A esa única luz verdadera que reaparece aquí en la tierra, el rey-profeta le da un espléndido nombre, la llama “la luz del rostro de Dios” (Sal. 4:7). El rostro de Dios es su Verbo. La escritura lo dice expresamente, lo denomina “imagen de su sustancia” (Heb. 1:3); se trata de su efigie, su impronta, la imagen perfecta de sí que reproduce todos sus rasgos distintivos; es el espejo sin mancha que refleja tales rasgos y se los muestra a sí mismo, es el lugar en donde se ve y se reconoce. Y este rostro [del Verbo] a su vez radiante -un “glorioso esplendor” dice la escritura- surge desde ella [de María], la ilumina y la manifiesta como un resplandeciente haz de luz eterna, tal como ella misma manifiesta al príncipe escondido, al padre de toda luz. La luz del rostro de Dios es este movimiento mutuo, es su recíproco don de sí, su espíritu de amor.

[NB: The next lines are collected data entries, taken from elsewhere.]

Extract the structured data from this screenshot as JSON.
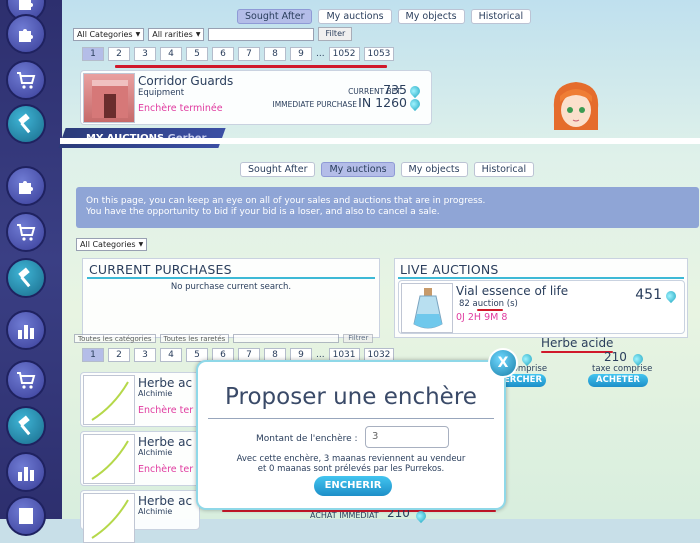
{
  "tabs_top": [
    "Sought After",
    "My auctions",
    "My objects",
    "Historical"
  ],
  "tabs_top_active": 0,
  "filters_top": {
    "category": "All Categories",
    "rarity": "All rarities",
    "button": "Filter"
  },
  "pager_top": [
    "1",
    "2",
    "3",
    "4",
    "5",
    "6",
    "7",
    "8",
    "9",
    "...",
    "1052",
    "1053"
  ],
  "auction_item": {
    "name": "Corridor Guards",
    "category": "Equipment",
    "status": "Enchère terminée",
    "current_bet_label": "CURRENT BET",
    "current_bet_value": "735",
    "immediate_label": "IMMEDIATE PURCHASE",
    "immediate_value": "IN 1260"
  },
  "strip_title": "MY AUCTIONS",
  "strip_sub": "Gerber",
  "tabs_mid": [
    "Sought After",
    "My auctions",
    "My objects",
    "Historical"
  ],
  "tabs_mid_active": 1,
  "info": {
    "line1": "On this page, you can keep an eye on all of your sales and auctions that are in progress.",
    "line2": "You have the opportunity to bid if your bid is a loser, and also to cancel a sale."
  },
  "filter_mid": {
    "category": "All Categories"
  },
  "current_purchases": {
    "title": "CURRENT PURCHASES",
    "empty": "No purchase current search."
  },
  "live_auctions": {
    "title": "LIVE AUCTIONS",
    "item_name": "Vial essence of life",
    "count_label": "82 auction (s)",
    "timer": "0J 2H 9M 8",
    "price": "451"
  },
  "pager_bottom": [
    "1",
    "2",
    "3",
    "4",
    "5",
    "6",
    "7",
    "8",
    "9",
    "...",
    "1031",
    "1032"
  ],
  "filters_bottom": {
    "category": "Toutes les catégories",
    "rarity": "Toutes les raretés",
    "button": "Filtrer"
  },
  "bottom_items": [
    {
      "name": "Herbe ac",
      "category": "Alchimie",
      "status": "Enchère ter"
    },
    {
      "name": "Herbe ac",
      "category": "Alchimie",
      "status": "Enchère ter"
    },
    {
      "name": "Herbe ac",
      "category": "Alchimie"
    }
  ],
  "right_item": {
    "name": "Herbe acide",
    "price": "210",
    "tax_label": "taxe comprise",
    "tax_label_left": "comprise",
    "buy_button": "ACHETER",
    "bid_button_partial": "ERCHER"
  },
  "bottom_footer": {
    "label": "ACHAT IMMÉDIAT",
    "value": "210"
  },
  "modal": {
    "title": "Proposer une enchère",
    "amount_label": "Montant de l'enchère :",
    "amount_value": "3",
    "note_line1": "Avec cette enchère, 3 maanas reviennent au vendeur",
    "note_line2": "et 0 maanas sont prélevés par les Purrekos.",
    "submit": "ENCHERIR",
    "close": "X"
  },
  "colors": {
    "accent": "#3db9d6",
    "underline": "#d0192b",
    "sidebar": "#2d2f6e",
    "status_pink": "#e03ca0"
  }
}
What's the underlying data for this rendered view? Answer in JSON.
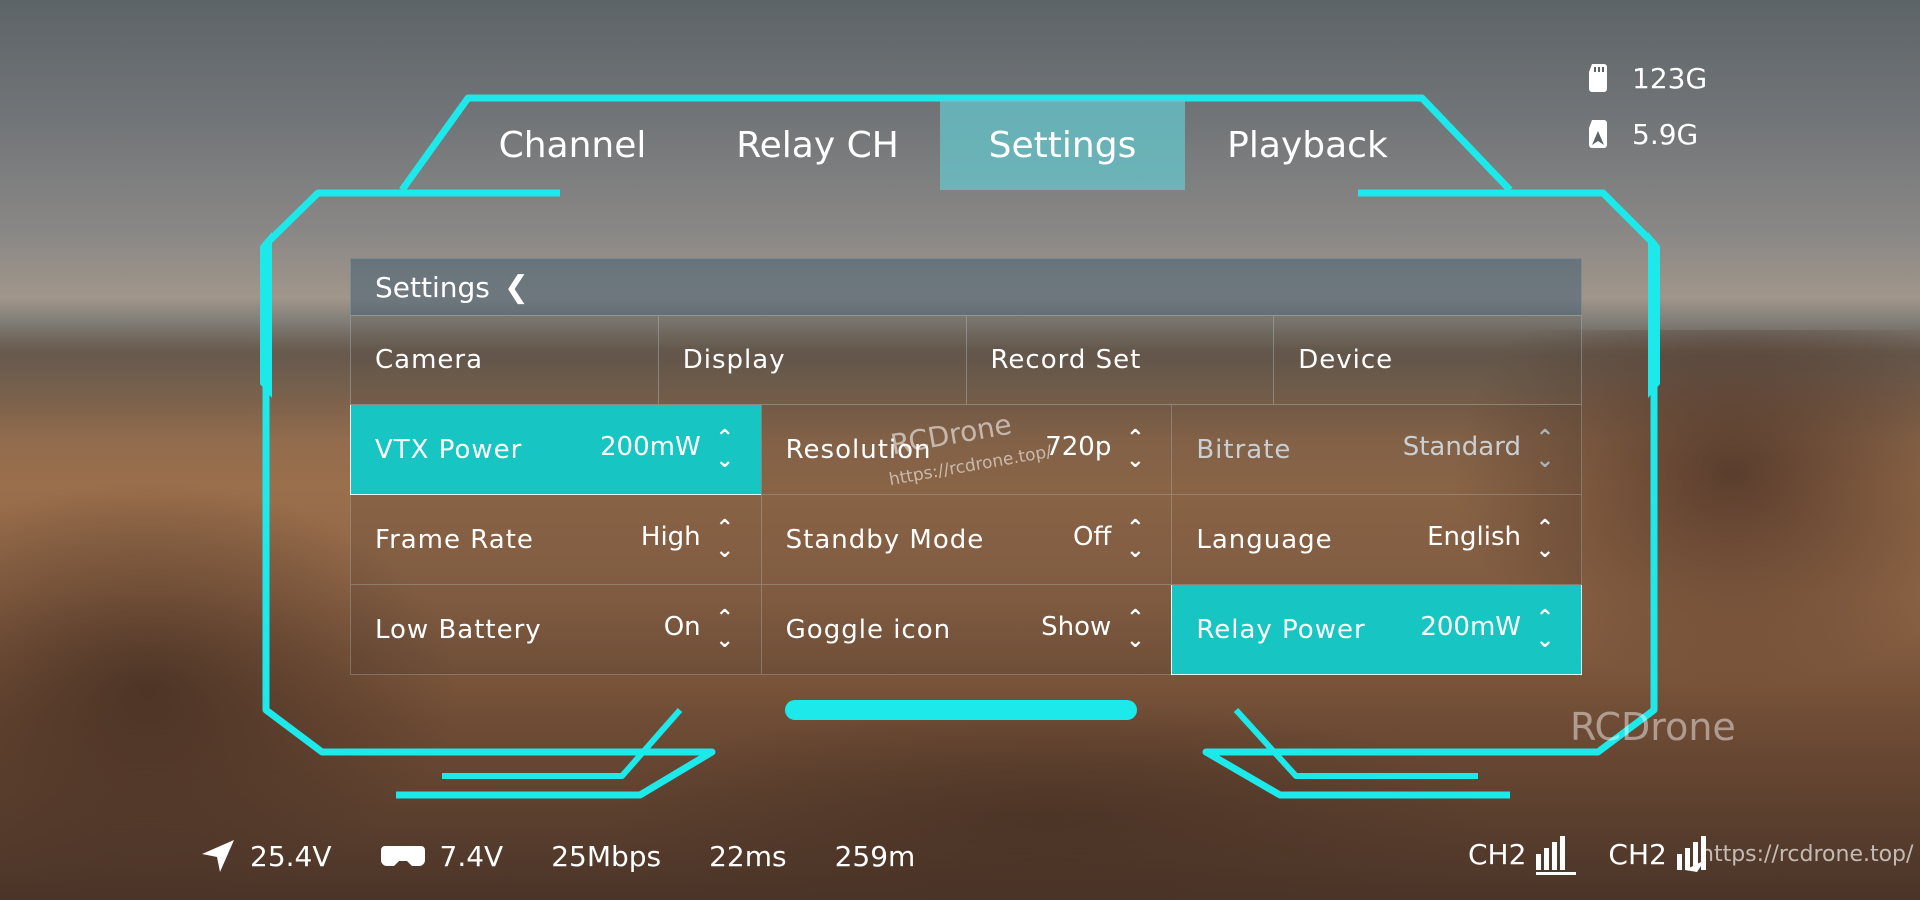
{
  "tabs": [
    {
      "label": "Channel",
      "active": false
    },
    {
      "label": "Relay CH",
      "active": false
    },
    {
      "label": "Settings",
      "active": true
    },
    {
      "label": "Playback",
      "active": false
    }
  ],
  "storage": {
    "card1": "123G",
    "card2": "5.9G"
  },
  "panel": {
    "title": "Settings",
    "back_icon": "chevron-left-icon",
    "subtabs": [
      "Camera",
      "Display",
      "Record Set",
      "Device"
    ],
    "settings": [
      {
        "label": "VTX Power",
        "value": "200mW",
        "active": true
      },
      {
        "label": "Resolution",
        "value": "720p"
      },
      {
        "label": "Bitrate",
        "value": "Standard",
        "disabled": true
      },
      {
        "label": "Frame Rate",
        "value": "High"
      },
      {
        "label": "Standby Mode",
        "value": "Off"
      },
      {
        "label": "Language",
        "value": "English"
      },
      {
        "label": "Low Battery",
        "value": "On"
      },
      {
        "label": "Goggle icon",
        "value": "Show"
      },
      {
        "label": "Relay Power",
        "value": "200mW",
        "active": true
      }
    ]
  },
  "status_bar": {
    "drone_voltage": "25.4V",
    "goggle_voltage": "7.4V",
    "bitrate": "25Mbps",
    "latency": "22ms",
    "distance": "259m",
    "ch_main": "CH2",
    "ch_relay": "CH2"
  },
  "watermarks": {
    "brand": "RCDrone",
    "url": "https://rcdrone.top/",
    "center_brand": "RCDrone",
    "center_url": "https://rcdrone.top/"
  },
  "colors": {
    "accent": "#1de8ea",
    "active_cell": "#17c6c3"
  }
}
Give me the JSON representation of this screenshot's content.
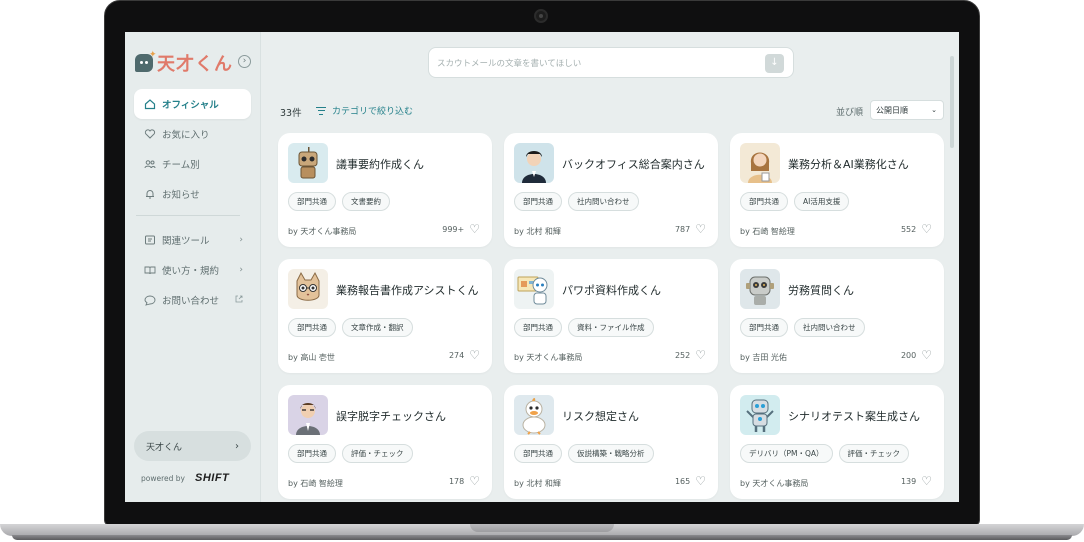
{
  "app": {
    "logo_text": "天才くん",
    "collapse_icon": "chevron-right-circle-icon"
  },
  "sidebar": {
    "items": [
      {
        "label": "オフィシャル",
        "icon": "home-icon",
        "active": true
      },
      {
        "label": "お気に入り",
        "icon": "heart-icon"
      },
      {
        "label": "チーム別",
        "icon": "team-icon"
      },
      {
        "label": "お知らせ",
        "icon": "bell-icon"
      },
      {
        "label": "関連ツール",
        "icon": "tools-icon",
        "tail": "›"
      },
      {
        "label": "使い方・規約",
        "icon": "book-icon",
        "tail": "›"
      },
      {
        "label": "お問い合わせ",
        "icon": "chat-icon",
        "tail": "external-link-icon"
      }
    ],
    "profile_label": "天才くん",
    "powered_by": "powered by",
    "brand": "SHIFT"
  },
  "search": {
    "placeholder": "スカウトメールの文章を書いてほしい"
  },
  "toolbar": {
    "count": "33件",
    "filter_label": "カテゴリで絞り込む",
    "sort_label": "並び順",
    "sort_value": "公開日順"
  },
  "cards": [
    {
      "title": "議事要約作成くん",
      "tags": [
        "部門共通",
        "文書要約"
      ],
      "author": "by 天才くん事務局",
      "likes": "999+"
    },
    {
      "title": "バックオフィス総合案内さん",
      "tags": [
        "部門共通",
        "社内問い合わせ"
      ],
      "author": "by 北村 和輝",
      "likes": "787"
    },
    {
      "title": "業務分析＆AI業務化さん",
      "tags": [
        "部門共通",
        "AI活用支援"
      ],
      "author": "by 石崎 智絵理",
      "likes": "552"
    },
    {
      "title": "業務報告書作成アシストくん",
      "tags": [
        "部門共通",
        "文章作成・翻訳"
      ],
      "author": "by 高山 壱世",
      "likes": "274"
    },
    {
      "title": "パワポ資料作成くん",
      "tags": [
        "部門共通",
        "資料・ファイル作成"
      ],
      "author": "by 天才くん事務局",
      "likes": "252"
    },
    {
      "title": "労務質問くん",
      "tags": [
        "部門共通",
        "社内問い合わせ"
      ],
      "author": "by 吉田 光佑",
      "likes": "200"
    },
    {
      "title": "誤字脱字チェックさん",
      "tags": [
        "部門共通",
        "評価・チェック"
      ],
      "author": "by 石崎 智絵理",
      "likes": "178"
    },
    {
      "title": "リスク想定さん",
      "tags": [
        "部門共通",
        "仮説構築・戦略分析"
      ],
      "author": "by 北村 和輝",
      "likes": "165"
    },
    {
      "title": "シナリオテスト案生成さん",
      "tags": [
        "デリバリ（PM・QA）",
        "評価・チェック"
      ],
      "author": "by 天才くん事務局",
      "likes": "139"
    }
  ]
}
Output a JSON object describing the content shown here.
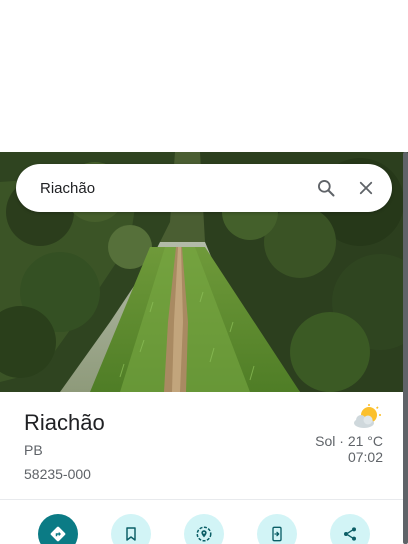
{
  "search": {
    "query": "Riachão",
    "search_icon": "search-icon",
    "clear_icon": "close-icon"
  },
  "place": {
    "name": "Riachão",
    "state": "PB",
    "postal_code": "58235-000"
  },
  "weather": {
    "icon": "partly-sunny-icon",
    "condition_temp": "Sol · 21 °C",
    "time": "07:02"
  },
  "actions": [
    {
      "icon": "directions-icon"
    },
    {
      "icon": "bookmark-icon"
    },
    {
      "icon": "nearby-icon"
    },
    {
      "icon": "send-to-phone-icon"
    },
    {
      "icon": "share-icon"
    }
  ],
  "colors": {
    "primary_action": "#0b7b85",
    "secondary_action": "#d2f4f6"
  }
}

Mientras creaba, Dios ha depositado esta luz de amor en el sustrato esencial de nuestro ser. Este es el exacto sentido de la palabra que pronunciara: “Hagamos al hombre a nuestra imagen y semejanza” (Gen. 1:26). El hombre fue hecho semejante a Dios, a su imagen y semejanza, y la luz del rostro de Dios ilumina [también] su rostro. Esta luz en el alma es el sello de Dios en ella, es su firma: “¡Tú elevas sobre nosotros la luminosidad de tu rostro, mi Dios!” (Sal. 4:7).

Al pecar, el hombre ha perdido esta luz; se ha alejado de ella para dirigirse hacia un falso resplandor que ha abusado de él. Ese resplandor ha sido engendrado en él, y él se ha convertido –a su imagen y semejanza- en hijo de las tinieblas. De aquí provienen las palabras tan dolorosamente expresivas que encontramos en toda página de los textos sagrados, como: “Caminar en las tinieblas” | “Estar sentado a la sombra de la muerte”. De aquí provienen, también, las súplicas de las almas puras que llenan el Antiguo Testamento, como: “Pon tu rostro en la luz” | “Haz brillar la luz sobre nosotros” | “Muéstranos tu rostro”; o como las palabras de Isaías que la Iglesia nos hace repetir sin cesar durante el Adviento: “Haz que llueva tu rocío” (Is. 45:8), cuya aclaración dice: “Tu rocío es un rocío de luz” (Is. 46:19).

La natividad de María es la primera respuesta del cielo a estas largas oraciones, es la temprana luz del amanecer, la luz en rocío, la luz que se divide, se fragmenta, se convierte en pequeñas gotas para adaptarse a nuestra mirada desacostumbrada a los rayos directos. El resplandor del Sol de Justicia heriría a nuestra alma; su ternura por nosotros lo sabe. Por eso él [Dios] se tamiza, pasa a través de esta niña para presentarse a nosotros bajo una forma atenuada.

La luz del rostro de Dios no brilla de manera mínima en ella. El aliento de la vida divina, el movimiento que se comunica a los Tres que son Uno, está presente en ella y la anima, la vivifica, la ilumina. María ha recibido esta comunicación de la luz de forma plena. Pero esta plenitud no quiere decir que ella posea toda luz de Dios ni que vea todo lo que Dios ve. Ella ha recibido toda la luz que su alma es capaz de recibir, por eso está plenamente llena. Y toda vez que Dios engrandece su alma, vuelca sobre ella una luz todavía mayor, pues ella siempre es plena; ella no ve a ningún otro, ella ve todo en Dios y ve a Dios en todo.

He aquí el retrato definitivo, total, perfecto de la Virgen: un alma totalmente iluminada por la luz que es el propio Dios, transportada por esa luz que le muestra que es el propio bien infinito y la belleza suprema. He aquí lo que el ángel, iluminado por esta misma luz, descubrió y saludó en ella con un gozoso respeto. He aquí a quien canta la Iglesia cuando la saluda con estas palabras del Cantar: “¿Quién es esta que avanza como la aurora que se levanta?”. He aquí la luz que ilumina toda su vida y que ella quiere que redescubramos en su persona bajo toda circunstancia; pues ella nos da este consejo que contiene una dulce y valiosa promesa: “Aquellos que saben emplazarme y verme con suficiente claridad, y que descubren toda la luz que hay en mí, alcanzarán la vida eterna” (Epístola de la Vigilia de la Inmaculada Concepción, rito romano, según Eclo. 24:31).